Si je mets la son­ne­rie de mon réveil pour me lever, en géné­ral c’est pour aller a des cours de Zumba ou yoga. Des fois, les week-ends, je me lève tôt en vue d’un dépla­ce­ment pour des pho­tos de mariage.

Que sont deve­nus vos rêves d’enfant ?
Mal­heu­reu­se­ment, par néces­sité, j’ai dû deve­nir plus prag­ma­tique. J’ai tou­jours des rêves mais je me rends compte que j’existe dans la vraie vie. Je vis tout ce que je peux de la manière la moins confor­miste pos­sible mais la liberté totale du rêve existe seule­ment dans quelques unes de mes photos.

A quoi avez-vous renoncé ?
J’ai renoncé à la vie plus conven­tion­nelle des gens “nor­maux” : mai­son avec petit jar­din et grand emprunt, 2 voi­tures, épouse, 2 enfants et tra­vail de 9.00 a 19.00. Je tra­vaillais dans un bureau comme “tout le monde” avec la fiche de paie à la fin de chaque mois, un plan de pen­sion de la boîte et l’assurance médi­cale payée. Un jour j’ai tout laissé. Vivre en dehors du monde du tra­vail fixe est dans un sens plus dur mais je me suis échappé et on ne va jamais me rat­tra­per. Dans ce sens, je n’ai renoncé à rien.

D’où venez-vous ?
Je viens d’une famille où les autres savaient faire des choses artis­tiques : dan­ser, faire de la musique ou peindre. Mais pas moi. J’étais le seul sans talent et tou­jours le pire dans l’école en art. C’est beau­coup plus tard que j’ai com­mencé les cours d’art dra­ma­tique et que je suis devenu pho­to­graphe autodidactique.

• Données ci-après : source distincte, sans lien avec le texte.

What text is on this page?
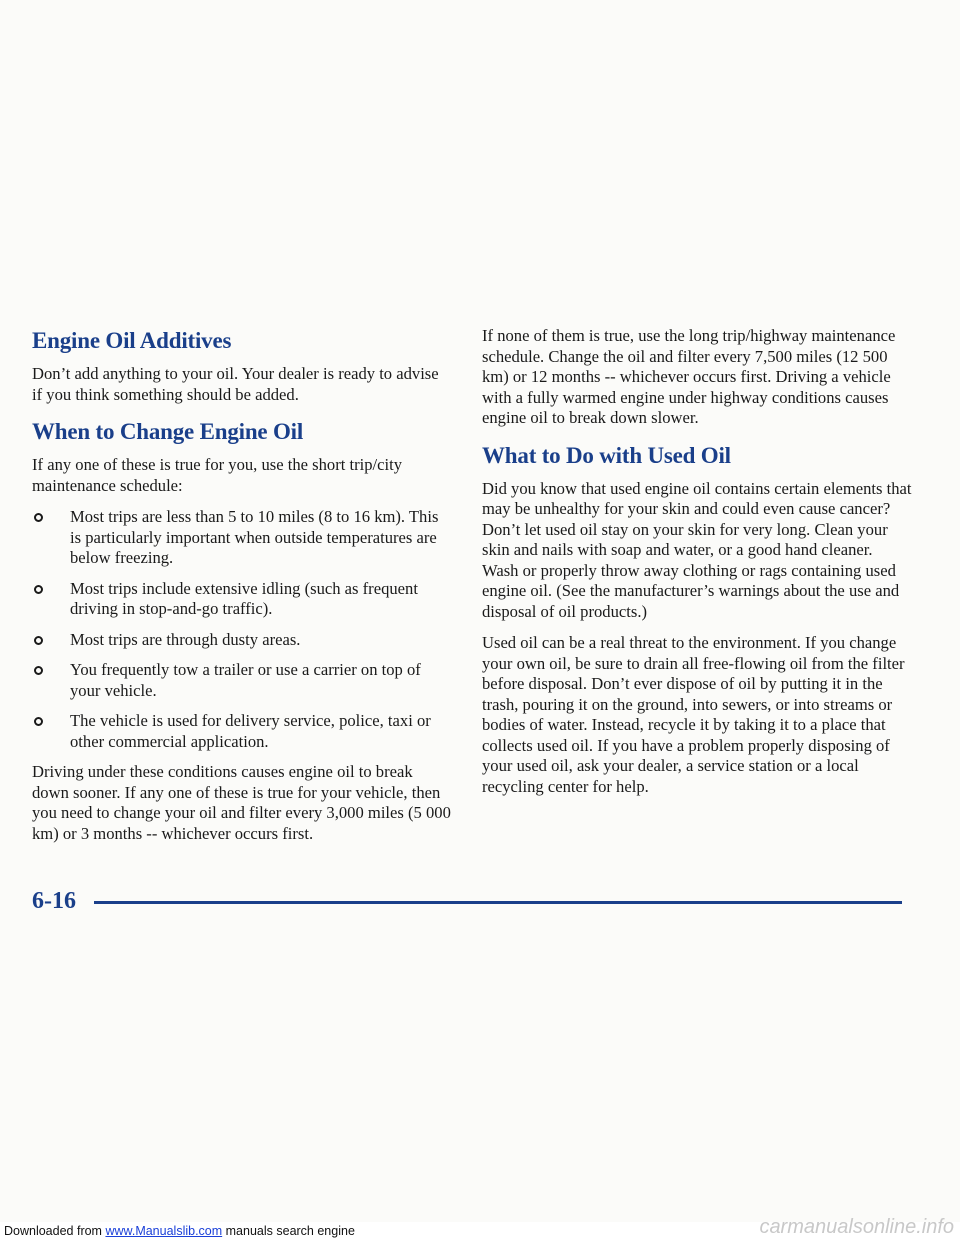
Engine Oil Additives

Don’t add anything to your oil. Your dealer is ready to advise if you think something should be added.

When to Change Engine Oil

If any one of these is true for you, use the short trip/city maintenance schedule:

Most trips are less than 5 to 10 miles (8 to 16 km). This is particularly important when outside temperatures are below freezing.
Most trips include extensive idling (such as frequent driving in stop-and-go traffic).
Most trips are through dusty areas.
You frequently tow a trailer or use a carrier on top of your vehicle.
The vehicle is used for delivery service, police, taxi or other commercial application.

Driving under these conditions causes engine oil to break down sooner. If any one of these is true for your vehicle, then you need to change your oil and filter every 3,000 miles (5 000 km) or 3 months -- whichever occurs first.

If none of them is true, use the long trip/highway maintenance schedule. Change the oil and filter every 7,500 miles (12 500 km) or 12 months -- whichever occurs first. Driving a vehicle with a fully warmed engine under highway conditions causes engine oil to break down slower.

What to Do with Used Oil

Did you know that used engine oil contains certain elements that may be unhealthy for your skin and could even cause cancer? Don’t let used oil stay on your skin for very long. Clean your skin and nails with soap and water, or a good hand cleaner. Wash or properly throw away clothing or rags containing used engine oil. (See the manufacturer’s warnings about the use and disposal of oil products.)

Used oil can be a real threat to the environment. If you change your own oil, be sure to drain all free-flowing oil from the filter before disposal. Don’t ever dispose of oil by putting it in the trash, pouring it on the ground, into sewers, or into streams or bodies of water. Instead, recycle it by taking it to a place that collects used oil. If you have a problem properly disposing of your used oil, ask your dealer, a service station or a local recycling center for help.

6-16
Downloaded from www.Manualslib.com manuals search engine	carmanualsonline.info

Qu’avez-vous reçu en « héri­tage » ?
Je crois que j’ai de la chance de vivre en ce moment dans un monde où on sait presque tout du passé mais en même temps on pro­fite des avan­tages du futur. Du passé on garde une pla­nète qui n’est pas tout à fait détruite et des pro­duits chi­miques tou­jours en vente pour déve­lop­per des papiers pho­tos. Du “futur” on pos­sède aussi des avan­tages. Par exemple, les gens peuvent lire cet entre­tien sur Inter­net et voir où ache­ter mes pho­tos dans n’importe quel pays du monde sur le web sans sor­tir de chez eux. Sans les pel­li­cules et pro­duits chi­miques de l’argentique je serais très triste car je n’aurais pas les moyens de m’exprimer comme je veux. Sans la publi­cité, gra­tuite, ouverte a tous et démo­cra­tique de l’Internet, je serais aussi triste avec mes pho­tos dans une boîte en car­ton dans la pous­sière, sous le lit.

Qu’avez vous dû “pla­quer” pour votre tra­vail ?
Il n y a pas suf­fi­sam­ment d’heures dans l’année pour toutes les choses que j’aimerais ou devrais faire. Je fais ce que je peux.

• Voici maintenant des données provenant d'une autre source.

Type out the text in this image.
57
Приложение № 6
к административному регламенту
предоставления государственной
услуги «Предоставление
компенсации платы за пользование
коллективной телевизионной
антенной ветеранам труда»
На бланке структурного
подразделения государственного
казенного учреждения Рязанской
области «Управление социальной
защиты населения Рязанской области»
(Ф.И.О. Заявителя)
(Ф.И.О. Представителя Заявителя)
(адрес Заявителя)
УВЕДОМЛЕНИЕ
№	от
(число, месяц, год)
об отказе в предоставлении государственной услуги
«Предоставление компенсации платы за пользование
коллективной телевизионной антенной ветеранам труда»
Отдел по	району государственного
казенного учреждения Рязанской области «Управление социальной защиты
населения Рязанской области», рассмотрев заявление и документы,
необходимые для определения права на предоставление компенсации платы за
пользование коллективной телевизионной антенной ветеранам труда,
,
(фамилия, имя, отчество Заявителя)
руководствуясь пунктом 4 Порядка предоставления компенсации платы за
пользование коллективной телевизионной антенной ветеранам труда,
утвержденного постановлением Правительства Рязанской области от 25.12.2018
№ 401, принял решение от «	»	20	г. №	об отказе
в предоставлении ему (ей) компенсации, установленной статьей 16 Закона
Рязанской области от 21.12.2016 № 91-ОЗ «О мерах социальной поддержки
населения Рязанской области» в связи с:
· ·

Un petit plai­sir — quo­ti­dien ou non ?
Le plai­sir plus impor­tant, c’est d’avoir du temps pour faire des choses pour moi. Si cela est quo­ti­dien, c’est encore mieux. Je passe beau­coup de temps à faire des pho­tos ou d’autres tra­vaux com­mer­ciaux, juste pour gagner ma vie. C’est donc un grand plai­sir d’avoir du temps, de temps en temps, pour faire des pho­tos plus per­son­nelles argen­tiques déve­lop­pées  à la main dans ma chambre noire.  Les pho­tos sont plus floues mais plus “artis­tiques”. Il n y a rien de mieux pour moi que d’éteindre les télé­phones, email et what­sapp et pas­ser des heures a faire quelques pho­tos seul dans ma chambre noire,  du genre à celle qu’on voit sur ce lien.

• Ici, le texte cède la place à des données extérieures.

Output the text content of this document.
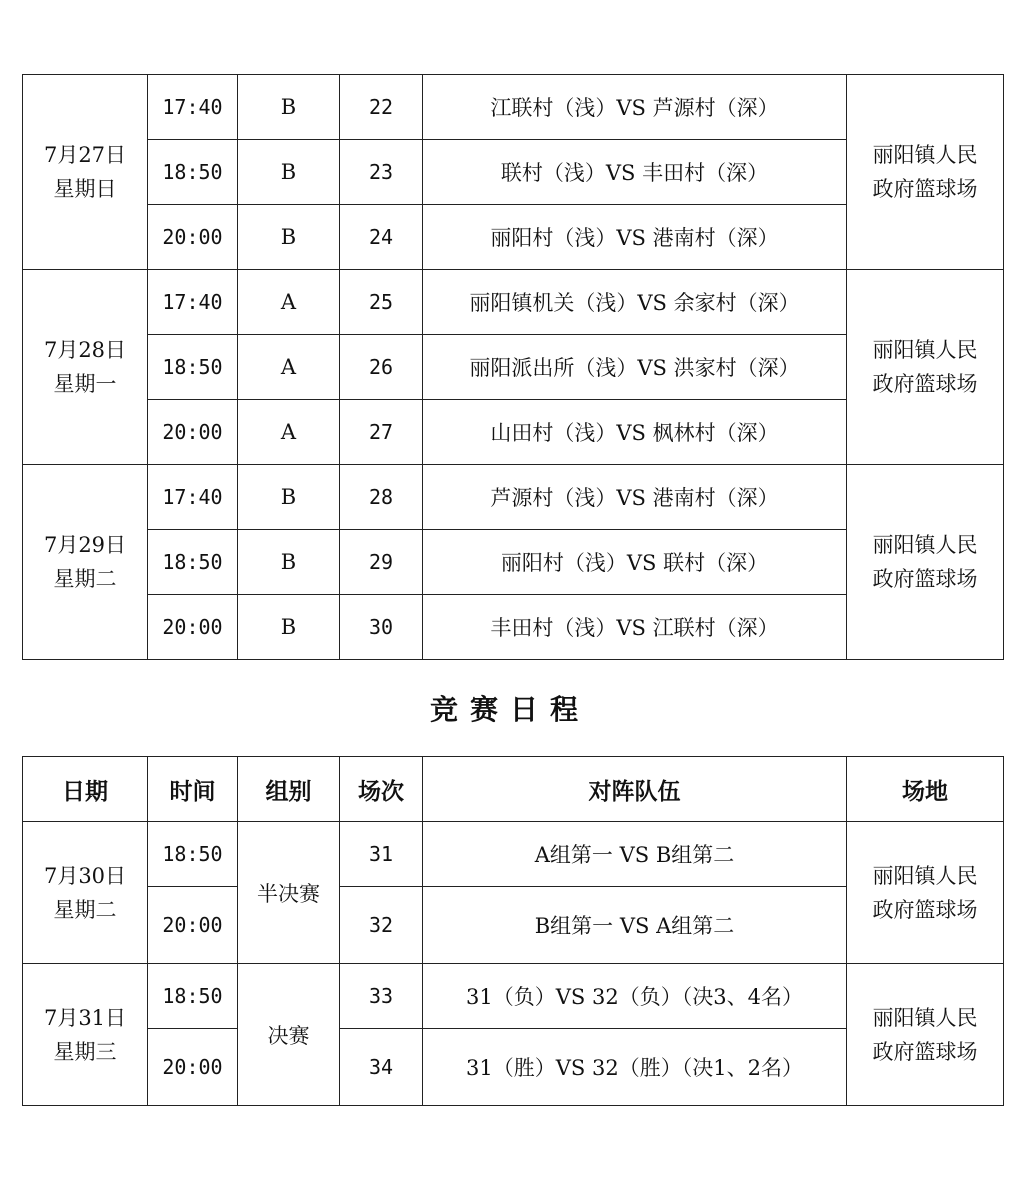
7月27日
星期日	17:40	B	22	江联村（浅）VS 芦源村（深）	丽阳镇人民
政府篮球场

	18:50	B	23	联村（浅）VS 丰田村（深）	
	20:00	B	24	丽阳村（浅）VS 港南村（深）	

7月28日
星期一	17:40	A	25	丽阳镇机关（浅）VS 余家村（深）	丽阳镇人民
政府篮球场

	18:50	A	26	丽阳派出所（浅）VS 洪家村（深）	
	20:00	A	27	山田村（浅）VS 枫林村（深）	

7月29日
星期二	17:40	B	28	芦源村（浅）VS 港南村（深）	丽阳镇人民
政府篮球场

	18:50	B	29	丽阳村（浅）VS 联村（深）	
	20:00	B	30	丰田村（浅）VS 江联村（深）	
竞赛日程
日期	时间	组别	场次	对阵队伍	场地

7月30日
星期二	18:50	半决赛	31	A组第一 VS B组第二	丽阳镇人民
政府篮球场

	20:00		32	B组第一 VS A组第二	

7月31日
星期三	18:50	决赛	33	31（负）VS 32（负）（决3、4名）	丽阳镇人民
政府篮球场

	20:00		34	31（胜）VS 32（胜）（决1、2名）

Qu’est-ce qui vous dis­tingue des autres artistes ?
Des fois, je pense que j’ai vendu mon âme au diable en fai­sant des pho­tos numé­riques seule­ment à moi­tié artis­tiques juste pour gagner la vie. Dans ce sens, je suis basique et pas inté­res­sant. Je vais donc répondre en par­lant seule­ment des pho­tos vrai­ment prises avec inten­tion 100% artis­tique.
Je pense que c’est une com­bi­nai­son : d’une part de moi-même et de mes déci­sions tech­niques et artis­tiques. De l’autre, de la volonté de lais­ser les choses se pro­duire au hasard. J’adore des appa­reils et objec­tifs des années 60–70, mon équi­pe­ment de chambre noire est aussi des années 70 et mes films ont tous une date limite d’utilisation dépas­sée de 10 ans. Ça pro­duit pas mal de hasard dans le résul­tat final. Ce 50% de hasard peux détruire des pho­tos ou les rendre d’un autre monde. La chi­mie peut deve­nir l’alchimie. On pour­rait dire que ce n’est pas du talent, c’est du hasard.
Il existe main­te­nant très peu de pho­to­graphes pro­fes­sion­nels qui uti­lisent tou­jours de telles tech­niques d’impression et encore moins qui impriment des pho­tos en cou­leur (copies ra-4 de néga­tifs c41 ou dia­po­si­tifs xpro c41). Il y en a encore moins qui le font pour les mariages. Je peux être moins bon qu’eux mais je pense mon­trer quelque chose d’intéressant et de dif­fé­rent. Des clients se sou­viennent des vieux temps quand toutes les pho­tos étaient tirées à la main. Il y a aussi des nou­velles géné­ra­tions de clients qui n’avaient jamais vécu ces temps-là mais qui les appré­cient comme un rêve nos­tal­gique.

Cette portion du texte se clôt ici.